10 novembro 2005

Nota sobre a tradução de "A Conversa Infinita", de Maurice Blanchot

Nós, brasileiros, somos neófitos em Maurice Blanchot. Muitos de nós nos interessamos por essa figura via outros pensadores, especialmente filósofos. Na Universidade, os "críticos literários" o desconhecem, e muitos dizem não estudá-lo por tratar-se meramente de um "marginal", "desocupado" de questões de gente como Bakhtin. Mas, felizmente, várias traduções desse difícil autor - situado de modo feliz bem longe das querelas de autoria da crítica literária - estão sendo lançadas ao português.

Gostaria de fazer um breve apontamento sobre a tradução de "A Conversa Infinita", publicada pela Editora Escuta. A princípio, para dizer o seguinte: diante de um autor difícil como Blanchot, uma boa tradução é essencial, para que certos equívocos não sejam ocasionados. Se a leitura de um autor de peso como Blanchot é difícil, a dificuldade não pode ser agravada por problemas de tradução. E, nesse livro que aparenta ser belo (a nós, neófitos brasileiros), algumas dificuldades se impõem logo de início. Para dar um primeiro exemplo, o uso indiscriminado, no primeiro capítulo, das palavras "busca", "procura" e "pesquisa": dizem elas a mesma coisa? Traduzem elas uma mesma palavra (chercher? rechercher?)?

O mesmo ocorre no segundo capítulo: Blanchot afirma lá que a pergunta coloca em questão o próprio Ser, e assim cada possibilidade de interrogação advinda da linguagem propõe uma abertura radical, como o fazem o "is" ou o "ist" de "is the sky blue?" e "Ist der Himmel blau?". O "é" propõe uma abertura inicial nas línguas alemã e inglesa que não é imediatamente visível no francês ("Le ciel est-il bleu?"), ou por consequência no português ("O céu é azul?"). Mas a tradução ao português constrange esse raciocínio, traduzindo "Le ciel est-il bleu?" por "Seria o céu azul?" (p. 44), quando poderia provavelmente traduzir a frase como "O céu é azul?". Caso assim procedecem, os tradutores concordariam com uma outra frase anterior (p. 43): "O céu é azul, o céu é azul? Sim", expressão-fonte do raciocínio de Blanchot, que uma página depois os tradutores transformam em "O céu é azul, seria o céu azul?", expressão diametralmente diferente da primeira.

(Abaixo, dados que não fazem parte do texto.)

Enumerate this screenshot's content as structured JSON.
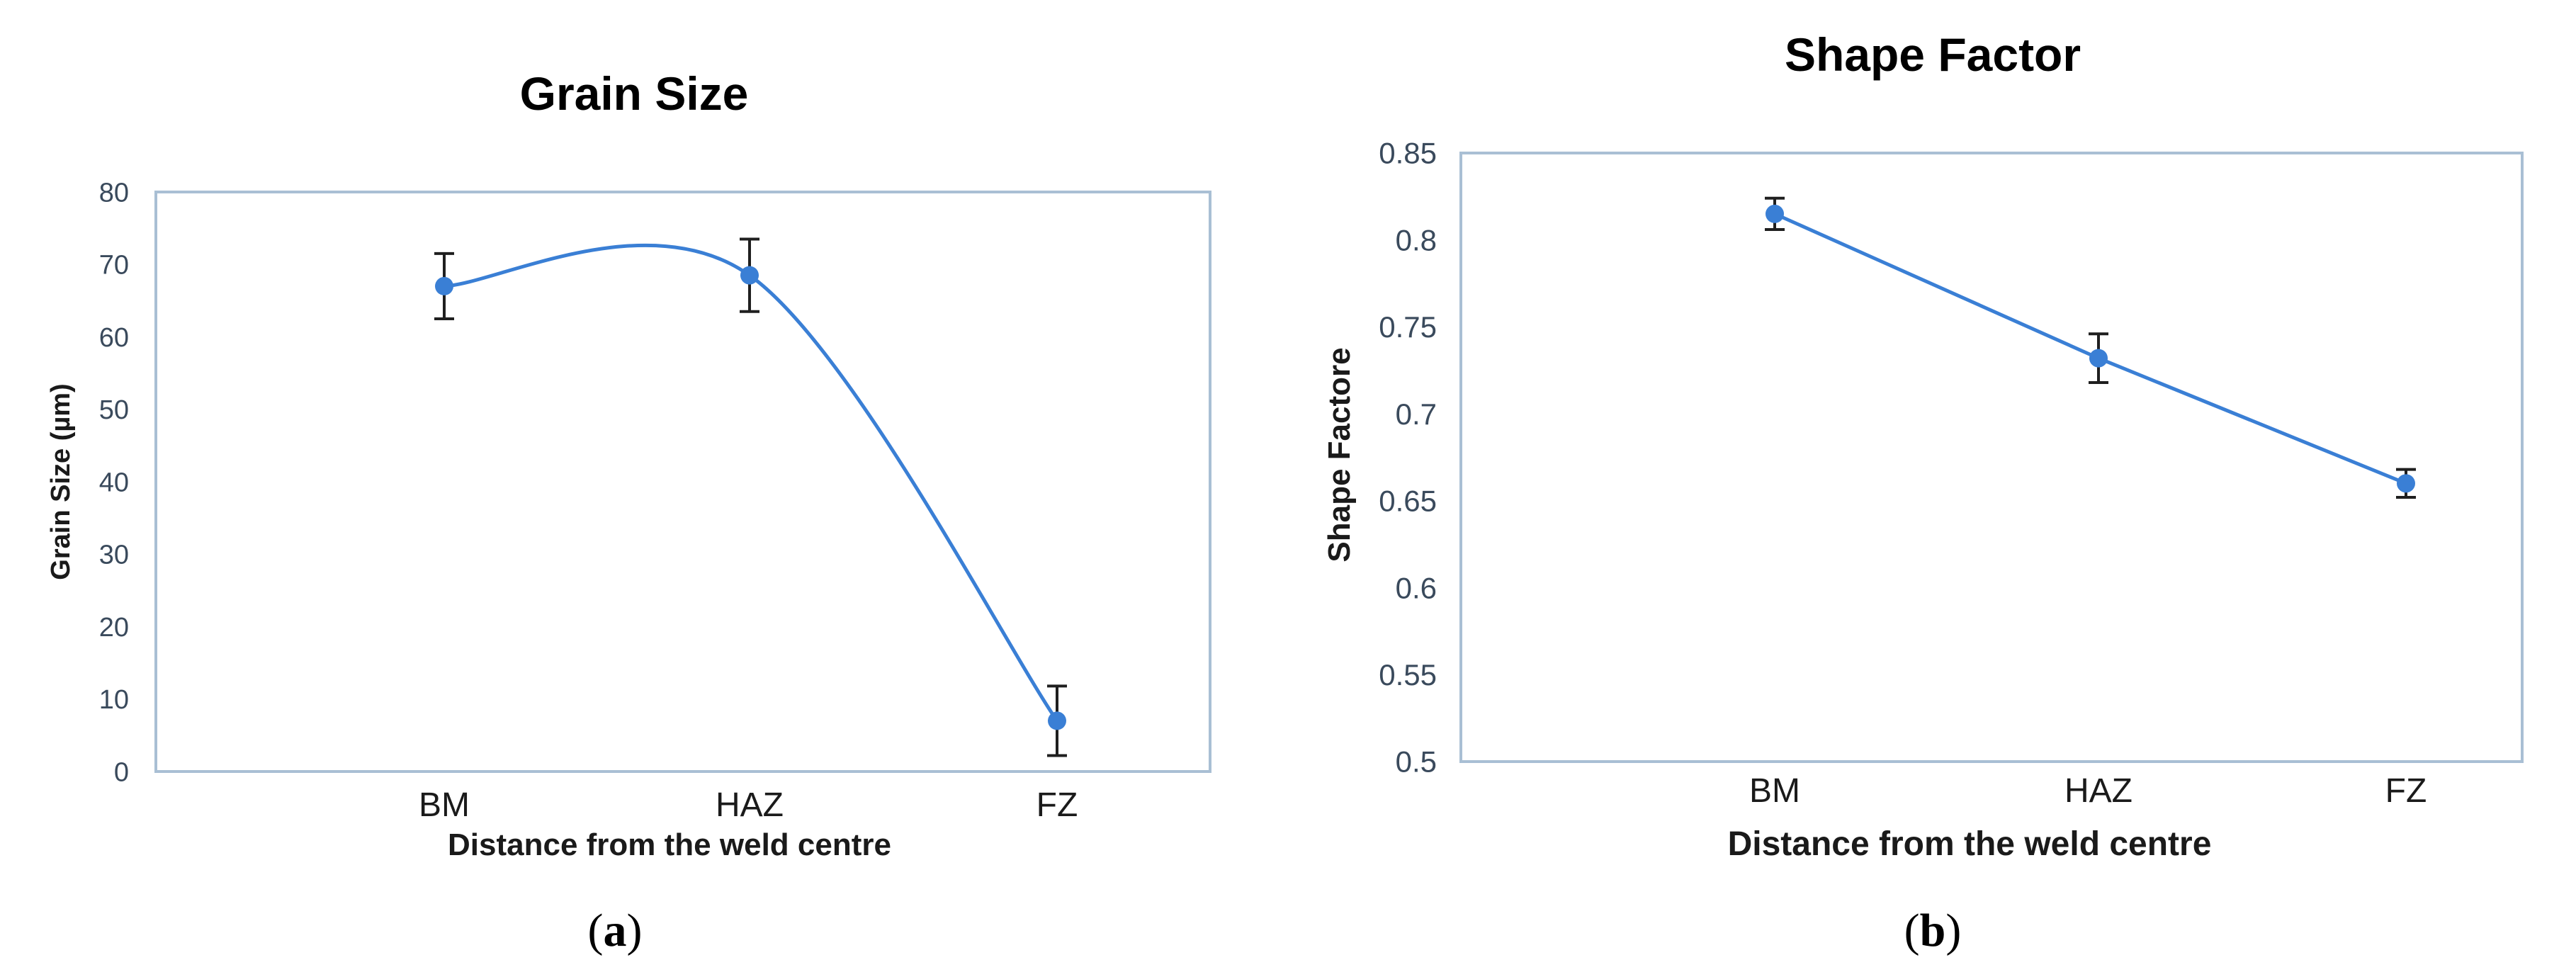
{
  "figure": {
    "panel_labels": [
      {
        "open": "(",
        "letter": "a",
        "close": ")"
      },
      {
        "open": "(",
        "letter": "b",
        "close": ")"
      }
    ]
  },
  "chart_data": [
    {
      "type": "line",
      "smooth": true,
      "title": "Grain Size",
      "xlabel": "Distance from the weld centre",
      "ylabel": "Grain Size (µm)",
      "categories": [
        "BM",
        "HAZ",
        "FZ"
      ],
      "values": [
        67,
        68.5,
        7
      ],
      "error": [
        4.5,
        5,
        4.8
      ],
      "ylim": [
        0,
        80
      ],
      "yticks": [
        0,
        10,
        20,
        30,
        40,
        50,
        60,
        70,
        80
      ],
      "ytick_labels": [
        "0",
        "10",
        "20",
        "30",
        "40",
        "50",
        "60",
        "70",
        "80"
      ],
      "color": "#3a7fd5",
      "grid": false,
      "legend": "none"
    },
    {
      "type": "line",
      "smooth": false,
      "title": "Shape Factor",
      "xlabel": "Distance from the weld centre",
      "ylabel": "Shape Factore",
      "categories": [
        "BM",
        "HAZ",
        "FZ"
      ],
      "values": [
        0.815,
        0.732,
        0.66
      ],
      "error": [
        0.009,
        0.014,
        0.008
      ],
      "ylim": [
        0.5,
        0.85
      ],
      "yticks": [
        0.5,
        0.55,
        0.6,
        0.65,
        0.7,
        0.75,
        0.8,
        0.85
      ],
      "ytick_labels": [
        "0.5",
        "0.55",
        "0.6",
        "0.65",
        "0.7",
        "0.75",
        "0.8",
        "0.85"
      ],
      "color": "#3a7fd5",
      "grid": false,
      "legend": "none"
    }
  ]
}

Talvez tais observações sejam advindas de uma leitura não muito precisa e precipitada dessa valiosa tradução. De todo modo, são algumas indicações para problematizá-la (e esperamos, de saída, estar errados...).

3 comentários:

Anônimo disse...

Toda tradução comporta certa traição.
Não poderia ser diferente, especialmente, com Blanchot: uma tradução não seria, em si mesma, uma "nova possibilidade de interrogação advinda da linguagem"?
Apesar disto, corroboro a idéia de que não se deve eliminar o (necessário) de rigor ao traduzir.
A edição brasileira, a meu ver, abre acesso ao obscuro e atende à necessidade de disseminar conversas infinitas.
Karla
Ksp@ig.com.br

nomadez disse...

Oi Karla,

Obrigado pelo seu comentário, especialmente quando chama a atenção à impossível tarefa de 'traduzir' Blanchot. Realmente, seus livros ainda trarão muito pensamento novo para nós, e essas traduções são, nesse sentido, tarefas preciosíssimas.

um abraço (com a esperança de ler outras considerações suas por aqui),

Domingos disse...

Se o tradutor houvesse escrito "procedecem" em lugar de "procedessem", não seria alvo de muitas críticas?